Why it matters that the University of Chicago is pausing admissions to doctoral programs in literature, the arts, and languages

Tyler Austin Harper:

A joke, but not entirely. For as long as I can remember, and certainly much longer than that, the University of Chicago has been widely viewed as the destination for humanities students and scholars. Some other elite schools might have the coveted Ivy League branding, or a few more famous faculty members, or a couple more dollars to tack onto the salaries of its professors and graduate students. But perhaps nowhere is the study of literature, philosophy, the arts, and languages more valued, their spirit more authentically preserved, their frontiers more doggedly pursued, than at Chicago.

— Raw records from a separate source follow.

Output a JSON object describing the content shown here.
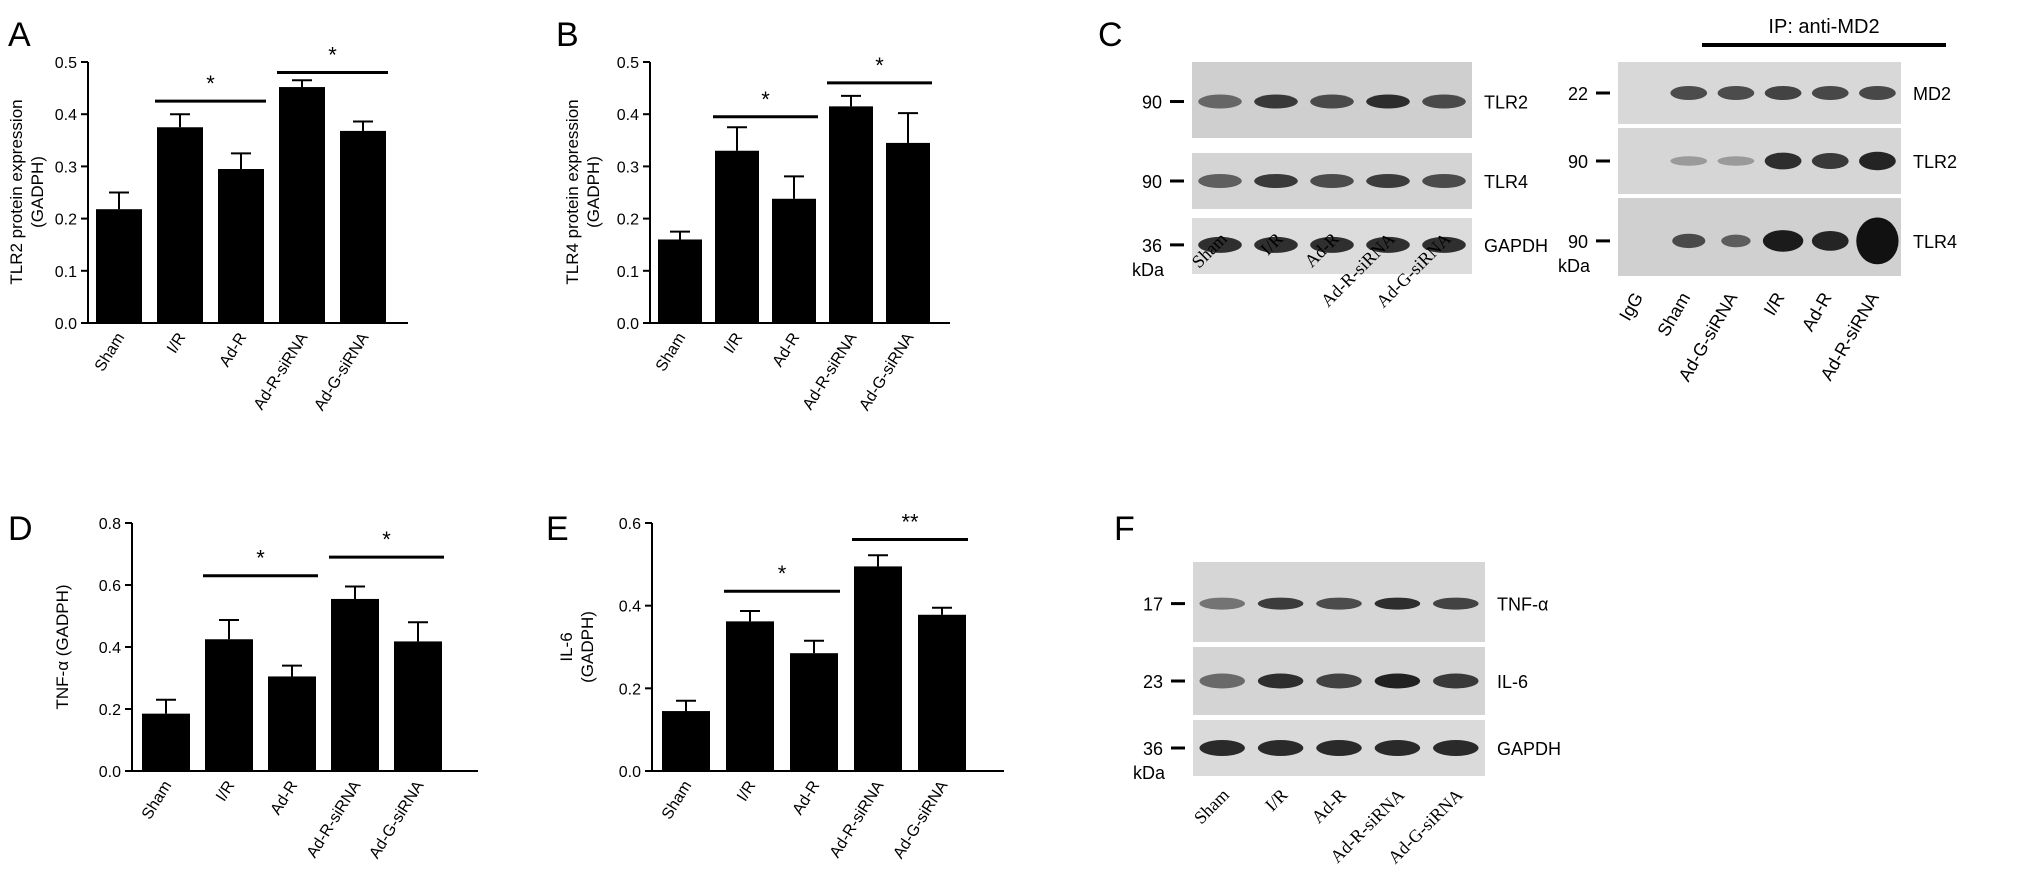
{
  "panels": {
    "A": {
      "letter": "A"
    },
    "B": {
      "letter": "B"
    },
    "C": {
      "letter": "C"
    },
    "D": {
      "letter": "D"
    },
    "E": {
      "letter": "E"
    },
    "F": {
      "letter": "F"
    }
  },
  "chart_data": [
    {
      "panel": "A",
      "type": "bar",
      "categories": [
        "Sham",
        "I/R",
        "Ad-R",
        "Ad-R-siRNA",
        "Ad-G-siRNA"
      ],
      "values": [
        0.218,
        0.375,
        0.295,
        0.452,
        0.368
      ],
      "errors": [
        0.032,
        0.025,
        0.03,
        0.013,
        0.018
      ],
      "ylabel": "TLR2 protein expression\n(GADPH)",
      "ylim": [
        0,
        0.5
      ],
      "yticks": [
        "0.0",
        "0.1",
        "0.2",
        "0.3",
        "0.4",
        "0.5"
      ],
      "significance": [
        {
          "from": 1,
          "to": 2,
          "label": "*",
          "y": 0.425
        },
        {
          "from": 3,
          "to": 4,
          "label": "*",
          "y": 0.48
        }
      ]
    },
    {
      "panel": "B",
      "type": "bar",
      "categories": [
        "Sham",
        "I/R",
        "Ad-R",
        "Ad-R-siRNA",
        "Ad-G-siRNA"
      ],
      "values": [
        0.16,
        0.33,
        0.238,
        0.415,
        0.345
      ],
      "errors": [
        0.015,
        0.045,
        0.043,
        0.02,
        0.057
      ],
      "ylabel": "TLR4 protein expression\n(GADPH)",
      "ylim": [
        0,
        0.5
      ],
      "yticks": [
        "0.0",
        "0.1",
        "0.2",
        "0.3",
        "0.4",
        "0.5"
      ],
      "significance": [
        {
          "from": 1,
          "to": 2,
          "label": "*",
          "y": 0.395
        },
        {
          "from": 3,
          "to": 4,
          "label": "*",
          "y": 0.46
        }
      ]
    },
    {
      "panel": "D",
      "type": "bar",
      "categories": [
        "Sham",
        "I/R",
        "Ad-R",
        "Ad-R-siRNA",
        "Ad-G-siRNA"
      ],
      "values": [
        0.185,
        0.425,
        0.305,
        0.555,
        0.418
      ],
      "errors": [
        0.045,
        0.062,
        0.035,
        0.04,
        0.062
      ],
      "ylabel": "TNF-α  (GADPH)",
      "ylim": [
        0,
        0.8
      ],
      "yticks": [
        "0.0",
        "0.2",
        "0.4",
        "0.6",
        "0.8"
      ],
      "significance": [
        {
          "from": 1,
          "to": 2,
          "label": "*",
          "y": 0.63
        },
        {
          "from": 3,
          "to": 4,
          "label": "*",
          "y": 0.69
        }
      ]
    },
    {
      "panel": "E",
      "type": "bar",
      "categories": [
        "Sham",
        "I/R",
        "Ad-R",
        "Ad-R-siRNA",
        "Ad-G-siRNA"
      ],
      "values": [
        0.145,
        0.362,
        0.285,
        0.495,
        0.378
      ],
      "errors": [
        0.025,
        0.025,
        0.03,
        0.027,
        0.017
      ],
      "ylabel": "IL-6\n(GADPH)",
      "ylim": [
        0,
        0.6
      ],
      "yticks": [
        "0.0",
        "0.2",
        "0.4",
        "0.6"
      ],
      "significance": [
        {
          "from": 1,
          "to": 2,
          "label": "*",
          "y": 0.435
        },
        {
          "from": 3,
          "to": 4,
          "label": "**",
          "y": 0.56
        }
      ]
    }
  ],
  "blots": {
    "C_left": {
      "markers": [
        "90",
        "90",
        "36"
      ],
      "bands": [
        "TLR2",
        "TLR4",
        "GAPDH"
      ],
      "unit": "kDa",
      "lanes": [
        "Sham",
        "I/R",
        "Ad-R",
        "Ad-R-siRNA",
        "Ad-G-siRNA"
      ]
    },
    "C_right": {
      "header": "IP: anti-MD2",
      "markers": [
        "22",
        "90",
        "90"
      ],
      "bands": [
        "MD2",
        "TLR2",
        "TLR4"
      ],
      "unit": "kDa",
      "lanes": [
        "IgG",
        "Sham",
        "Ad-G-siRNA",
        "I/R",
        "Ad-R",
        "Ad-R-siRNA"
      ]
    },
    "F": {
      "markers": [
        "17",
        "23",
        "36"
      ],
      "bands": [
        "TNF-α",
        "IL-6",
        "GAPDH"
      ],
      "unit": "kDa",
      "lanes": [
        "Sham",
        "I/R",
        "Ad-R",
        "Ad-R-siRNA",
        "Ad-G-siRNA"
      ]
    }
  }
}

The university has had several household names on its humanities faculty, including the firebrand critic Allan Bloom, the novelist Saul Bellow, and the ethicist Martha Nussbaum, as well as scholars who may be less well known to the general public but whose work has been deeply influential in their fields, including the brilliant literary critic Sianne Ngai and Fred Donner, the pathbreaking and Guggenheim-winning historian of early Islam. In short, Chicago is a place for scholars’ scholars. At least, that’s the reputation. And Chicago’s reputation is no doubt why, when the university announced recently that it was reducing Ph.D. admissions for seven departments—among them art history and English language and literature—and outright freezing admissions to others, including classics, the decision was met, in some quarters, with fury and disbelief. “Chicago!” as one stunned academic friend put it in a text to me.